Entalado entre o Peru e a Colômbia (antes da independência fez parte do sonho de Símon Bolívar de uma nova América, livre dos espanhóis, que se chamou Grande Colômbia), sofre de um certo abandono. Não admira, por isso, que, fechado para Oeste dos Andes, debruçado sobre o Pacífico, reduzido a apenas 257.217 km2 e a cerca de 18 milhões de habitantes, se ignorasse por cá, no final do século XIX, o que era o futebol, esse desporto que os ingleses espalharam pelo mundo e já apaixonara, sobretudo, argentinos e uruguaios.

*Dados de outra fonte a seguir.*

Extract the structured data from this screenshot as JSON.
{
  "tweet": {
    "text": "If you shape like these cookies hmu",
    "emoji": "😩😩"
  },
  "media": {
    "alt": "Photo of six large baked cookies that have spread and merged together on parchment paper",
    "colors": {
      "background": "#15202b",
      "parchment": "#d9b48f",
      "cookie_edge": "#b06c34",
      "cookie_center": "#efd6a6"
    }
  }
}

Os irmãos Wright, que tiveram, por razões óbvias, o direito de estudar em Inglaterra, viveram durante alguns anos no Peru, onde a família explorava minas de sal. Mas, como bons filhos, regressaram a casa, a Guayaquil, e trouxeram com eles uma bola. Enfim, a bola é uma metáfora. Trouxeram a curiosidade do jogo que, a pouco e pouco, se espalhou de tal modo pela cidade que acabaram, inevitavelmente, por fundar um clube.
Os ingleses são ótimos a fundarem clubes, sejam esses clubes do que forem. De críquete por exemplo. Em Lima, os manos Wright, tinham fundado o Unión Cricket. Mas do que Juan e Roberto gostavam mesmo era de futebol. No fundo, que se lixasse o críquete, que, aqui para nós, até é bastante entediante. Enfim… Prossiga a história.

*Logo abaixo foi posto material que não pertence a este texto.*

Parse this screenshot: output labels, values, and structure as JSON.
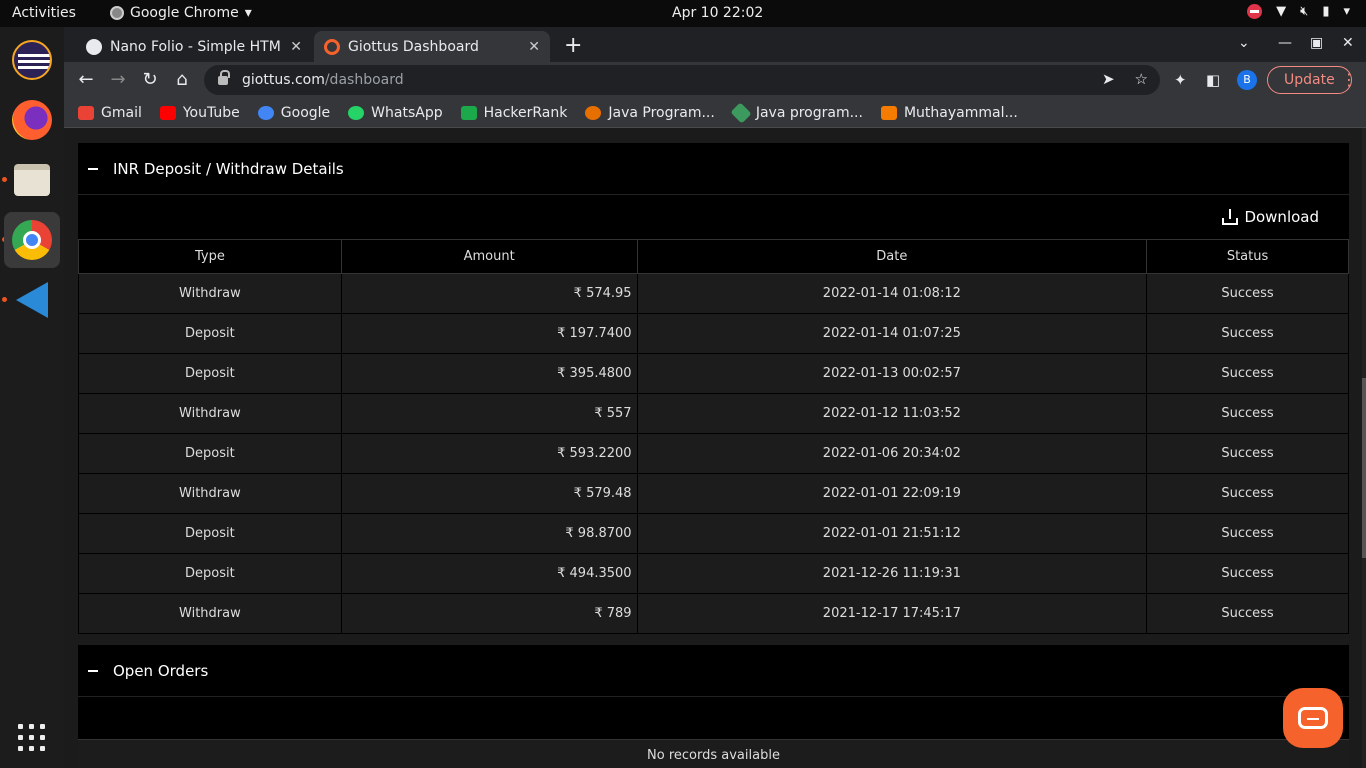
{
  "topbar": {
    "activities": "Activities",
    "app_name": "Google Chrome",
    "clock": "Apr 10  22:02"
  },
  "tabs": [
    {
      "title": "Nano Folio - Simple HTML",
      "close": "✕"
    },
    {
      "title": "Giottus Dashboard",
      "close": "✕"
    }
  ],
  "toolbar": {
    "url_host": "giottus.com",
    "url_path": "/dashboard",
    "profile_initial": "B",
    "update_label": "Update"
  },
  "bookmarks": [
    {
      "label": "Gmail",
      "color": "#ea4335"
    },
    {
      "label": "YouTube",
      "color": "#ff0000"
    },
    {
      "label": "Google",
      "color": "#4285f4"
    },
    {
      "label": "WhatsApp",
      "color": "#25d366"
    },
    {
      "label": "HackerRank",
      "color": "#1ba94c"
    },
    {
      "label": "Java Program...",
      "color": "#e76f00"
    },
    {
      "label": "Java program...",
      "color": "#3c9a5f"
    },
    {
      "label": "Muthayammal...",
      "color": "#f57c00"
    }
  ],
  "deposit_panel": {
    "title": "INR Deposit / Withdraw Details",
    "download_label": "Download",
    "columns": [
      "Type",
      "Amount",
      "Date",
      "Status"
    ],
    "rows": [
      {
        "type": "Withdraw",
        "amount": "₹ 574.95",
        "date": "2022-01-14 01:08:12",
        "status": "Success"
      },
      {
        "type": "Deposit",
        "amount": "₹ 197.7400",
        "date": "2022-01-14 01:07:25",
        "status": "Success"
      },
      {
        "type": "Deposit",
        "amount": "₹ 395.4800",
        "date": "2022-01-13 00:02:57",
        "status": "Success"
      },
      {
        "type": "Withdraw",
        "amount": "₹ 557",
        "date": "2022-01-12 11:03:52",
        "status": "Success"
      },
      {
        "type": "Deposit",
        "amount": "₹ 593.2200",
        "date": "2022-01-06 20:34:02",
        "status": "Success"
      },
      {
        "type": "Withdraw",
        "amount": "₹ 579.48",
        "date": "2022-01-01 22:09:19",
        "status": "Success"
      },
      {
        "type": "Deposit",
        "amount": "₹ 98.8700",
        "date": "2022-01-01 21:51:12",
        "status": "Success"
      },
      {
        "type": "Deposit",
        "amount": "₹ 494.3500",
        "date": "2021-12-26 11:19:31",
        "status": "Success"
      },
      {
        "type": "Withdraw",
        "amount": "₹ 789",
        "date": "2021-12-17 17:45:17",
        "status": "Success"
      }
    ]
  },
  "orders_panel": {
    "title": "Open Orders",
    "empty_text": "No records available"
  },
  "colors": {
    "accent": "#f5622b",
    "update": "#f28b82"
  }
}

No dia 23 de abril de 1899 nascia o Club Sport Guayaquil. Nome escorreito para aquele que não foi apenas o primeiro clube de futebol do Equador mas sim a primeira entidade desportiva criada no país. Juan Alfredo não tinha vistas curtas. Os seus horizontes não terminavam nas balizas. Queria que os rapazes da sua cidade gostassem e praticassem desporto. Se prefeririam o futebol, por ele estava bem. Batia tudo certo.
Deixando a solidão
O Club Sport Guayaquil ainda existe mas chama-se, agora, Búhos ULVR Fútbol Club. Não deixa, no entanto, de exibir, orgulhosamente, a faixa: «Decano del Fútbol Ecuatoriano». Ora bem, Juan podia ter cumprido um sonho mas estava a braços com um problema: não tinha adversários, o que é sempre uma maçada para que tem espírito competitivo. Os jogadores do Club Sport Guyaqui iam jogando uns contra os outros, por puro divertimento, inventando campos numa zona da cidade que se chama Modelo e que viu, mais tarde, erguer o Estádio Modelo, hoje em dia Estádio Modelo Alberto Spencer e homenagem ao que foi o melhor jogador equatoriano de sempre. Mas a ideia dos Wright medrou, finalmente.

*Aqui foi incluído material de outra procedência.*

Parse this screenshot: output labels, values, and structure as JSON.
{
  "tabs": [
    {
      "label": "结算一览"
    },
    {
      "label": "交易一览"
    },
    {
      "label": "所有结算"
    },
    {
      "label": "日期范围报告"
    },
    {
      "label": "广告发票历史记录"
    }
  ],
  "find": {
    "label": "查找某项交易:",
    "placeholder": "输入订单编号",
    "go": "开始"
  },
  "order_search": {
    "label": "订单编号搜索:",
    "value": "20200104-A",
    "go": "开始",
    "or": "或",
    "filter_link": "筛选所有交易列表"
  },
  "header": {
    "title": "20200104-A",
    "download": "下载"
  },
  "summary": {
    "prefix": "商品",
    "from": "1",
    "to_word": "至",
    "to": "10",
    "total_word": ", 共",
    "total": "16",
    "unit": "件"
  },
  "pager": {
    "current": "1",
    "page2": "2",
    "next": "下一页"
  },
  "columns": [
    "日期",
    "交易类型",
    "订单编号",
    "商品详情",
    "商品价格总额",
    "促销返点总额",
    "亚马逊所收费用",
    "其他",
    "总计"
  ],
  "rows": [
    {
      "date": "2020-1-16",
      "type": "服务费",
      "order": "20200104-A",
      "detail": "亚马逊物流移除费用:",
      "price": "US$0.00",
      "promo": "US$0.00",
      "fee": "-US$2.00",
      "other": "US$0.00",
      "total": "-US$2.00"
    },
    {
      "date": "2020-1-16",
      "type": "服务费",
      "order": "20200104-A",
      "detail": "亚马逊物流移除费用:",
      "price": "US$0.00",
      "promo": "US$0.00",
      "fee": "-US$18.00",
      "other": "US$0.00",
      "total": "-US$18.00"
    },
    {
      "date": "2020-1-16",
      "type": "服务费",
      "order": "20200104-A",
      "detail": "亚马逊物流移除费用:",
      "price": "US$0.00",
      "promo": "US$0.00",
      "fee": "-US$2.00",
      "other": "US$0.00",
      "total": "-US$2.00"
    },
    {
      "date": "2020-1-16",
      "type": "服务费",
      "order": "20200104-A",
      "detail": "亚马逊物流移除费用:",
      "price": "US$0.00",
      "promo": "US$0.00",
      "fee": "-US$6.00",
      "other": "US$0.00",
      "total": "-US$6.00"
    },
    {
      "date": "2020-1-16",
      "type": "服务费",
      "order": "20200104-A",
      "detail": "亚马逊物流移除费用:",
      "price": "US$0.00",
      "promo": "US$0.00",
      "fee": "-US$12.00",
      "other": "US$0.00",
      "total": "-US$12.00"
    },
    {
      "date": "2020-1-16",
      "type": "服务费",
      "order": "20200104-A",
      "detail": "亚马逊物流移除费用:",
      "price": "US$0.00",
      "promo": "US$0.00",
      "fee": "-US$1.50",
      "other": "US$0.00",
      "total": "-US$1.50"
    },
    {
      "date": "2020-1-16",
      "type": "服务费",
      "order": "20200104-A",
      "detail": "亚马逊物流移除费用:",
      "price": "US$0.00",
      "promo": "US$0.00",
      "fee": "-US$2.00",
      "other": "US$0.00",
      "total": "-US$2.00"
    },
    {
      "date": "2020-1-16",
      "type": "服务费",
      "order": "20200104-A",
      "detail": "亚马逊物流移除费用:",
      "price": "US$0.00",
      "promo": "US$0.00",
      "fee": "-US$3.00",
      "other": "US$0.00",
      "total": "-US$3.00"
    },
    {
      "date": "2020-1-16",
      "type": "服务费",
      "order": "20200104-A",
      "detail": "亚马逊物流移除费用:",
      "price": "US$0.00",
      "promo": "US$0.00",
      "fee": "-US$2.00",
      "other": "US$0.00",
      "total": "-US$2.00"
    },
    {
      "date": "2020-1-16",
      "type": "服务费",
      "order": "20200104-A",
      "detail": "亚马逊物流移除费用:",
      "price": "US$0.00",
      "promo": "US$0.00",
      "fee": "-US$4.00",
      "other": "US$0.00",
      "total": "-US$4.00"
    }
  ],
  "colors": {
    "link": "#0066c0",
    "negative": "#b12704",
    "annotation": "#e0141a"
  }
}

Outros clubes apareceram como cogumelos pelos bairros de Guyaquil: Club Sport Equador, Club 24 Mayo, Club Sport Santiago, Club Abdón Calderón. E da sociedade aristocrática porteña, à qual os Wright pertenciam, naturalmente, espalhou-se por las calles.
No dia 17 de setembro de 1908, Juan Alfredo estava feliz. O comité que se encarregara de organizar as festas de aniversário da Independência do Chile (18 de Setembro de 1810) decidiu que se disputaria uma taça entre todos os clubes guayauileños. Durante todo o dia, a Plaza Abdón Calderón encheu-se para que uma populaça excitada não perdesse pitada das eliminatórias que conduziram à final entre o Libertador Bolíver e o Club Sport Guayaquil, ganha por este último por 2-0. O tempo passou.
A festa foi caótica, os jogadores levados em ombros, cerveja escorrendo aos almudes por todos os comedores da cidade. Dez dias mais tarde, Juan impava de orgulho: o Sport Club conquistava a primeira Copa Municipal, derrotando o Sport Equador por 2-0 no campo do Jockey Club. Ao Equador dizemos até já: encontraremos a sua seleção em Doha, no próximo dia 20, na abertura do Mundial de 2022 frente ao Qatar. E que ninguém diga que Juan Alfredo nada tem que ver com isso!